Como me estaban metiendo el miedo en el cuerpo con el posible desabastecimiento, corrí a la librería más cercana por ver si las estanterías estaban comenzando a vaciarse. Y en efecto, el encargado me lo confirmó: hay psicosis, la gente está arrasando con los libros de poesía, estamos fatal de narrativa y hasta los ensayos empiezan a escasear.

–¿Y las biografías?

–Ya solo nos queda una de Mao y creo que hay una de bolsillo de Atila.

Para tranquilizarme me tomé un Atila. Quiero decir, compré esa biografía. Raudo corrí a la zona de libros de cocina pero ya solo quedaban libros de postre y yo necesitaba con urgencia cómo gratinar brócolis y con qué combina bien la lubina al horno. Pero nada.

Me imaginé en casa desabastecido, sin lecturas, en la negra noche. Semanas y semanas sin leer. Y empecé a coger sobras sin ton ni son. Una antología de haikus riojanos, un volumen sobre mecánica moderna en motores de aviones, un tratado sobre huertos solares y un libraco que recogía la transcripción de un congreso sobre la sexualidad de los mayas.

Caballero, eso le va a costar una fortuna y tal vez en unos grandes almacenes dispongan de más existencias, me dijo el taimado encargado, al que le asomaban por los bolsillos libros de bolsillo. Te compro uno de esos, le dije. De eso nada, son novelas clásicas y no me desprendo de ellas. Le di un manotazo, lo llamé malandrín y logré arrancarle Tiempo de silencio de Luis Martín Santos aunque cuando huía me lanzó La colmena y me alcanzó por la parte del cogote donde el pelo me clarea. Casi me caigo y del traspiés perdí los haikus pero pude agarrar La Colmena, algunos de cuyos personajes, como tiene tantos, comenzaron a salirse del libro y a correr calle abajo. Me imagino su impresión. De pronto están en la dura posguerra y de repente corren por una ciudad que se gasta un dineral en luces navideñas y que tiene abundantes pastelerías.

Corrí y corrí y regresé a casa como pude. Letraherido. El botín libresco no era mucho pero menos es nada. Preso de un hambre feroz le hinqué el diente a Atila y me comí un huno. Estaba un poco duro y probé entonces con el libro de mecánica de aviones, que no me hizo volar pero me quitó un poco la ansiedad. Me vi impelido a abrocharme los cinturones. Puse la tele. No sé para que puse la tele si lo que quería era leer pero así son las contradicciones de uno, en color.
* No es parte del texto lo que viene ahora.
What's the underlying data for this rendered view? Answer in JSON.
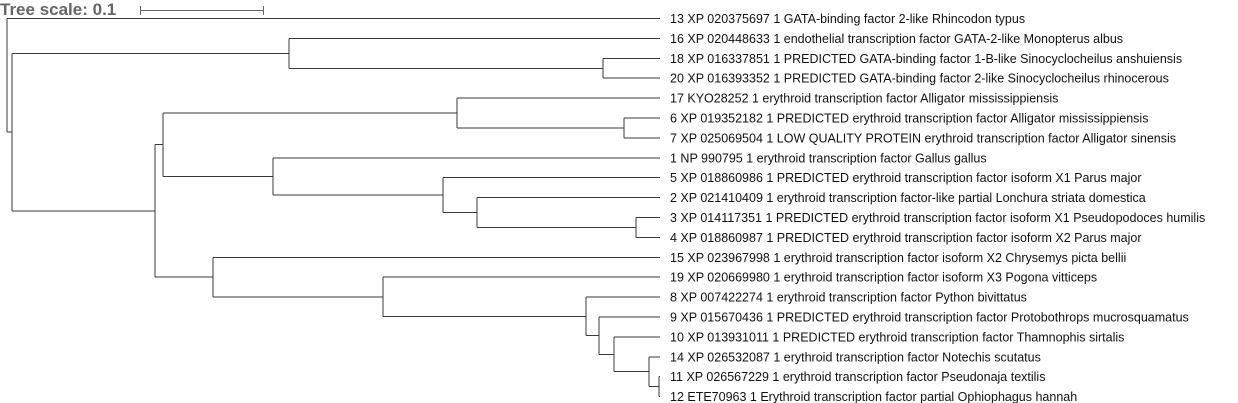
{
  "tree_scale": {
    "label": "Tree scale: 0.1"
  },
  "leaves": [
    "13 XP 020375697 1 GATA-binding factor 2-like Rhincodon typus",
    "16 XP 020448633 1 endothelial transcription factor GATA-2-like Monopterus albus",
    "18 XP 016337851 1 PREDICTED GATA-binding factor 1-B-like Sinocyclocheilus anshuiensis",
    "20 XP 016393352 1 PREDICTED GATA-binding factor 2-like Sinocyclocheilus rhinocerous",
    "17 KYO28252 1 erythroid transcription factor Alligator mississippiensis",
    "6 XP 019352182 1 PREDICTED erythroid transcription factor Alligator mississippiensis",
    "7 XP 025069504 1 LOW QUALITY PROTEIN erythroid transcription factor Alligator sinensis",
    "1 NP 990795 1 erythroid transcription factor Gallus gallus",
    "5 XP 018860986 1 PREDICTED erythroid transcription factor isoform X1 Parus major",
    "2 XP 021410409 1 erythroid transcription factor-like partial Lonchura striata domestica",
    "3 XP 014117351 1 PREDICTED erythroid transcription factor isoform X1 Pseudopodoces humilis",
    "4 XP 018860987 1 PREDICTED erythroid transcription factor isoform X2 Parus major",
    "15 XP 023967998 1 erythroid transcription factor isoform X2 Chrysemys picta bellii",
    "19 XP 020669980 1 erythroid transcription factor isoform X3 Pogona vitticeps",
    "8 XP 007422274 1 erythroid transcription factor Python bivittatus",
    "9 XP 015670436 1 PREDICTED erythroid transcription factor Protobothrops mucrosquamatus",
    "10 XP 013931011 1 PREDICTED erythroid transcription factor Thamnophis sirtalis",
    "14 XP 026532087 1 erythroid transcription factor Notechis scutatus",
    "11 XP 026567229 1 erythroid transcription factor Pseudonaja textilis",
    "12 ETE70963 1 Erythroid transcription factor partial Ophiophagus hannah"
  ]
}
La tele hablaba, claro, del desabastecimiento, los contenedores, China, el coronavirus y la psicosis. O sea, los ingredientes ideales para un libro. Me puse a escribirlo. A la vez que mataba el tiempo paliaba el desabastecimiento de libros. Fue entonces cuando los escritores de La colmena me invitaron a hacer una tertulia. Pedí café y bollo.